Syrian Kurdish groups and their allies said on Thursday they approved a blueprint for a system of federal government in northern Syria, reaffirming their plans for autonomy in areas they have controlled during the civil war.
The blueprint amounts to a constitution, known as the social contract, an official told Reuters this week.
It aims to cement the autonomy of areas of northern Syria where Kurdish groups have already carved out self-governing regions since the start of the war in 2011, though Kurdish leaders say an independent state is not the goal.
“The social contract draft was ratified,” Mansour al-Salloum, joint head of the Founding Council of the Federal System, told Reuters in Rmeilan in northeast Syria.
“The executive committee will prepare for elections” first to regional administrations and later to a central body, he said, without giving a date for the votes.
Salloum said that for areas currently outside the control of the Kurds and their allies, such as Islamic State-held Raqqa, the local population would ultimately decide whether they wanted to be part of the federal system.

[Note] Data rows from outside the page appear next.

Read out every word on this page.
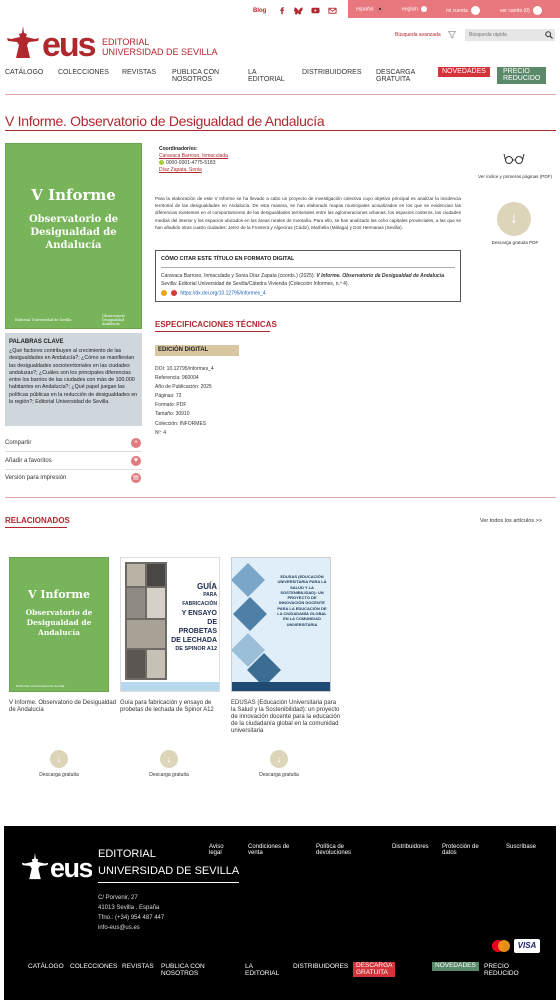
Blog	español	english	mi cuenta	ver carrito (0)
eus EDITORIAL
UNIVERSIDAD DE SEVILLA
Búsqueda avanzada
Búsqueda rápida
CATÁLOGO COLECCIONES REVISTAS PUBLICA CON
NOSOTROS
LA
EDITORIAL
DISTRIBUIDORES DESCARGA
GRATUITA
NOVEDADES	PRECIO
REDUCIDO
V Informe. Observatorio de Desigualdad de Andalucía
V Informe
Observatorio de
Desigualdad de
Andalucía
Editorial Universidad de Sevilla
Observatorio Desigualdad Andalucía
PALABRAS CLAVE
¿Qué factores contribuyen al crecimiento de las desigualdades en Andalucía?; ¿Cómo se manifiestan las desigualdades socioterritoriales en las ciudades andaluzas?; ¿Cuáles son los principales diferencias entre los barrios de las ciudades con más de 100.000 habitantes en Andalucía?; ¿Qué papel juegan las políticas públicas en la reducción de desigualdades en la región?; Editorial Universidad de Sevilla.
Compartir	+
Añadir a favoritos	♥
Versión para impresión	▤
Coordinador/es:
Caravaca Barroso, Inmaculada
0000-0001-4775-5183
Díaz Zapata, Sonia

Para la elaboración de este V Informe se ha llevado a cabo un proyecto de investigación colectiva cuyo objetivo principal es analizar la incidencia territorial de las desigualdades en Andalucía. De esta manera, se han elaborado mapas municipales actualizados en los que se evidencian las diferencias existentes en el comportamiento de las desigualdades territoriales entre las aglomeraciones urbanas, los espacios costeros, las ciudades medias del interior y los espacios ubicados en las áreas rurales de montaña. Para ello, se han analizado las ocho capitales provinciales, a las que se han añadido otras cuatro ciudades: Jerez de la Frontera y Algeciras (Cádiz), Marbella (Málaga) y Dos Hermanas (Sevilla).

CÓMO CITAR ESTE TÍTULO EN FORMATO DIGITAL
Caravaca Barroso, Inmaculada y Sonia Díaz Zapata (coords.) (2025): V Informe. Observatorio de Desigualdad de Andalucía. Sevilla: Editorial Universidad de Sevilla/Cátedra Vivienda (Colección Informes, n.º 4).
https://dx.doi.org/10.12795/informes_4
ESPECIFICACIONES TÉCNICAS
EDICIÓN DIGITAL
DOI: 10.12795/informes_4
Referencia: 960004
Año de Publicación: 2025
Páginas: 72
Formato: PDF
Tamaño: 30910
Colección: INFORMES
Nº: 4
Ver índice y primeras páginas (PDF)
↓
Descarga gratuita PDF
RELACIONADOS	Ver todos los artículos >>
V Informe
Observatorio de
Desigualdad de
Andalucía
Editorial Universidad de Sevilla
V Informe. Observatorio de Desigualdad de Andalucía
↓
Descarga gratuita
GUÍA
PARA FABRICACIÓN
Y ENSAYO
DE PROBETAS
DE LECHADA
DE SPINOR A12
Guía para fabricación y ensayo de probetas de lechada de Spinor A12
↓
Descarga gratuita
EDUSAS (EDUCACIÓN UNIVERSITARIA PARA LA SALUD Y LA SOSTENIBILIDAD): UN PROYECTO DE INNOVACIÓN DOCENTE PARA LA EDUCACIÓN DE LA CIUDADANÍA GLOBAL EN LA COMUNIDAD UNIVERSITARIA
EDUSAS (Educación Universitaria para la Salud y la Sostenibilidad): un proyecto de innovación docente para la educación de la ciudadanía global en la comunidad universitaria
↓
Descarga gratuita
eus EDITORIAL
UNIVERSIDAD DE SEVILLA
C/ Porvenir, 27
41013 Sevilla . España
Tfno.: (+34) 954 487 447
info-eus@us.es
Aviso
legal
Condiciones de
venta
Política de
devoluciones
Distribuidores Protección de
datos
Suscríbase
VISA
CATÁLOGO COLECCIONES REVISTAS PUBLICA CON
NOSOTROS
LA
EDITORIAL
DISTRIBUIDORES	DESCARGA
GRATUITA
NOVEDADES	PRECIO
REDUCIDO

Separate forces are fighting against IS militants around Raqqa including the Kurdish YPG and its allies backed by the United States, and the Syrian army backed by Russian air strikes. Turkish-backed rebels are fighting the jihadist group further northwest.
Syrian Kurdish groups and their allies have made their moves towards regional autonomy in the absence of any international deal for a political settlement to the nearly six-year Syrian war.